Cardioversion de la FA: un choc d’énergie d’emblée maximale serait plus efficace

Le traitement de la fibrillation auriculaire (FA) peut nécessiter une cardioversion qui est loin d’être systématique. Les indications de cette dernière sont tributaires du contexte clinique, notamment de la tolérance hémodynamique, mais aussi des caractéristiques du trouble du rythme auriculaire et de la réponse à la pharmacothérapie. La chronicité de la FA est notamment un critère important. Quoiqu’il en soit, quand la cardioversion est décidée, deux stratégies sont possibles: administrer un choc électrique à une énergie d’emblée maximale (en l’occurrence 360 Joules [J]), ou bien procéder par paliers en recourant à des énergies croissantes (125, 150 et 200 J). Chaque service a son protocole.
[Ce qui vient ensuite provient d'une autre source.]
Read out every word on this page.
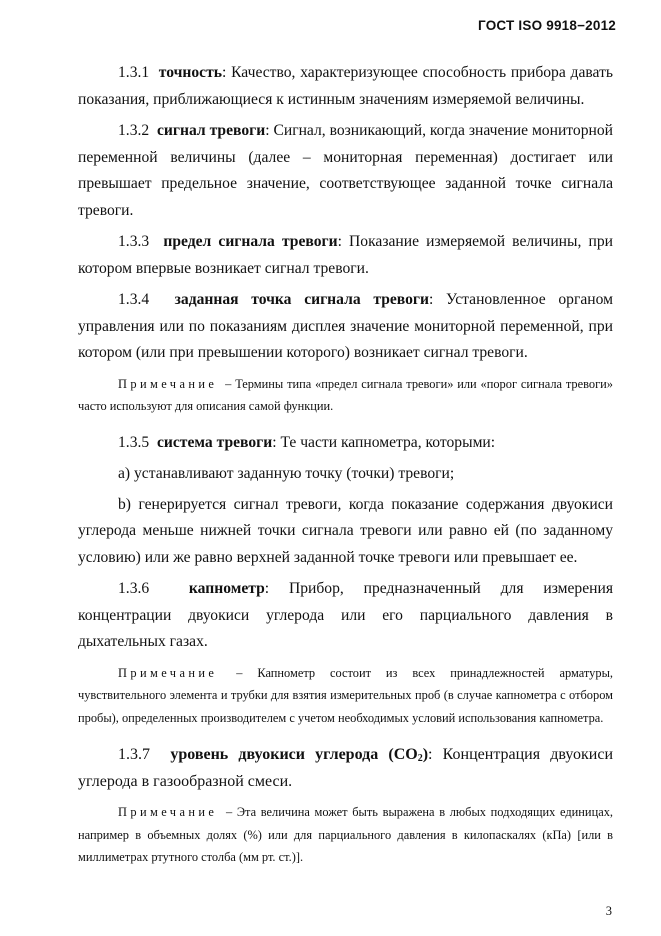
ГОСТ ISO 9918−2012

1.3.1 точность: Качество, характеризующее способность прибора давать показания, приближающиеся к истинным значениям измеряемой величины.

1.3.2 сигнал тревоги: Сигнал, возникающий, когда значение мониторной переменной величины (далее – мониторная переменная) достигает или превышает предельное значение, соответствующее заданной точке сигнала тревоги.

1.3.3 предел сигнала тревоги: Показание измеряемой величины, при котором впервые возникает сигнал тревоги.

1.3.4 заданная точка сигнала тревоги: Установленное органом управления или по показаниям дисплея значение мониторной переменной, при котором (или при превышении которого) возникает сигнал тревоги.

Примечание – Термины типа «предел сигнала тревоги» или «порог сигнала тревоги» часто используют для описания самой функции.

1.3.5 система тревоги: Те части капнометра, которыми:

a) устанавливают заданную точку (точки) тревоги;

b) генерируется сигнал тревоги, когда показание содержания двуокиси углерода меньше нижней точки сигнала тревоги или равно ей (по заданному условию) или же равно верхней заданной точке тревоги или превышает ее.

1.3.6	капнометр: Прибор, предназначенный для измерения концентрации двуокиси углерода или его парциального давления в дыхательных газах.

Примечание – Капнометр состоит из всех принадлежностей арматуры, чувствительного элемента и трубки для взятия измерительных проб (в случае капнометра с отбором пробы), определенных производителем с учетом необходимых условий использования капнометра.

1.3.7 уровень двуокиси углерода $(CO_2)$: Концентрация двуокиси углерода в газообразной смеси.

Примечание – Эта величина может быть выражена в любых подходящих единицах, например в объемных долях (%) или для парциального давления в килопаскалях (кПа) [или в миллиметрах ртутного столба (мм рт. ст.)].

3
Les dernières recommandations de l’ESC qui datent de 2016 ne sont guère explicites sur le choix de l’énergie en question. De facto, les deux stratégies précédemment évoquées s’opposent actuellement. Les résultats d’une étude randomisée danoise suffiront-ils pour les départager ? Rien n’est moins sûr, mais les faits méritent d’être rapportés. Au total, 276 patients atteints d’une FA patente ont été répartis en 2 groupes par tirage au sort selon l’énergie des chocs: (1) énergie maximale et fixe (360-360-360 J) ; (2) énergie croissante (respectivement 125-150-200 J). C’est le retour à un rythme sinusal dans la minute suivant la cardioversion qui a constitué le principal critère d’efficacité. Les critères secondaires ont essentiellement porté sur la sécurité des deux stratégies.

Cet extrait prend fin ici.